Das Computersubsystem umfasst ferner einen Computermonitor 26 und
einen Bildmonitor 27 und weitere externe Peripheriegeräte, einschließlich einer
Speichervorrichtung 21, einer Trackballvorrichtung 30,
einer Tastatur 28 und einem Farbdrucker 35. Eine
externe Leistungsversorgung 24 zum Versorgen des Systems
ist ebenfalls gezeigt. Betrachtungsokulare 20 des Mikroskopsubsystems
ragen von dem Gehäuse 12 zur
Bedienerbetrachtung heraus. Die Vorrichtung 10 umfasst
ferner eine CCD-Kamera 42 zum Erfassen von Bildern durch
das Mikroskopsubsystem 32. Vorzugsweise ist ein Schalter
in dem System enthalten, der entweder die vergrößerte Ansicht von dem Objektivrevolver 44 an
Okulare 20 oder die Kamera 42 liefert. Ein Mikroskopcontroller 31 unter der
Steuerung des Systemprozessors 23 steuert eine Anzahl von
Mikroskopsubsystemfunktionen, die weiter ausführlich beschrieben werden.

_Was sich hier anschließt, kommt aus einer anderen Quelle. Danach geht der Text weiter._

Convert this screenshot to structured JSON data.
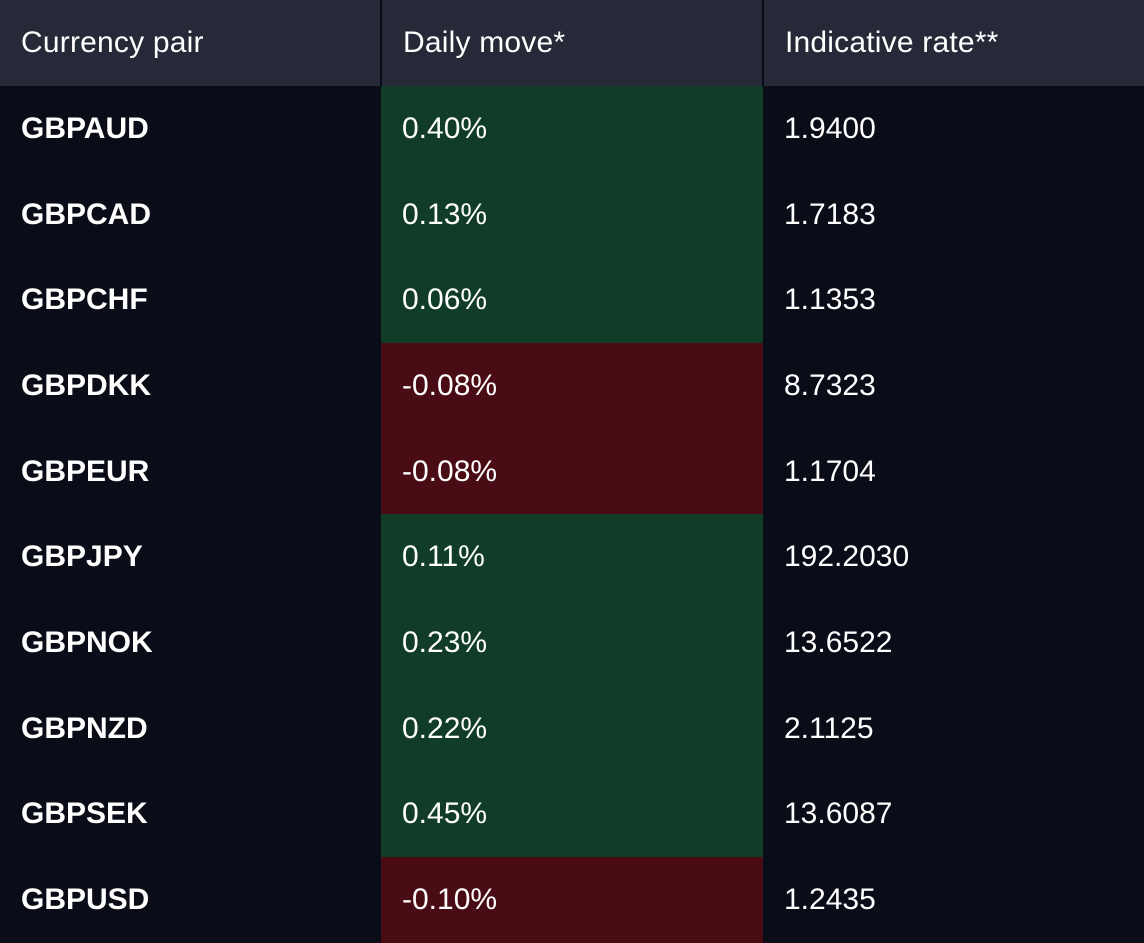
{
  "table": {
    "headers": {
      "pair": "Currency pair",
      "move": "Daily move*",
      "rate": "Indicative rate**"
    },
    "rows": [
      {
        "pair": "GBPAUD",
        "move": "0.40%",
        "rate": "1.9400",
        "direction": "up"
      },
      {
        "pair": "GBPCAD",
        "move": "0.13%",
        "rate": "1.7183",
        "direction": "up"
      },
      {
        "pair": "GBPCHF",
        "move": "0.06%",
        "rate": "1.1353",
        "direction": "up"
      },
      {
        "pair": "GBPDKK",
        "move": "-0.08%",
        "rate": "8.7323",
        "direction": "down"
      },
      {
        "pair": "GBPEUR",
        "move": "-0.08%",
        "rate": "1.1704",
        "direction": "down"
      },
      {
        "pair": "GBPJPY",
        "move": "0.11%",
        "rate": "192.2030",
        "direction": "up"
      },
      {
        "pair": "GBPNOK",
        "move": "0.23%",
        "rate": "13.6522",
        "direction": "up"
      },
      {
        "pair": "GBPNZD",
        "move": "0.22%",
        "rate": "2.1125",
        "direction": "up"
      },
      {
        "pair": "GBPSEK",
        "move": "0.45%",
        "rate": "13.6087",
        "direction": "up"
      },
      {
        "pair": "GBPUSD",
        "move": "-0.10%",
        "rate": "1.2435",
        "direction": "down"
      }
    ]
  },
  "colors": {
    "background": "#0a0c17",
    "header_background": "#262938",
    "positive_move": "#113c28",
    "negative_move": "#4a0c14",
    "text": "#ffffff"
  }
}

Ein automatisierter Trägerzuführmechanismus 37 in
Verbindung mit einem X-Y-Objekttisch 38 stellen eine automatisierte
Trägerhandhabung
in der Vorrichtung 10 bereit. Eine Beleuchtungslichtquelle 48 projiziert
Licht auf dem X-Y-Objekttisch 38,
das nachfolgend durch das Mikroskopsubsystem 32 abgebildet
und durch die CCD-Kamera 42 zur Verarbeitung in dem Bildprozessor 25 erfasst
wird. Eine Z-Stufe (Z-Abschnitt) oder Fokussierstufe 46 unter
der Steuerung des Mikroskopcontrollers 31 stellt eine Verschiebung
des Mikroskopsubsystems in der Z-Ebene zur Fokussierung bereit.
Das Mikroskopsubsystem 32 umfasst ferner einen motorisierten
Objektivrevolver 44 zur Auswahl von Objektiven.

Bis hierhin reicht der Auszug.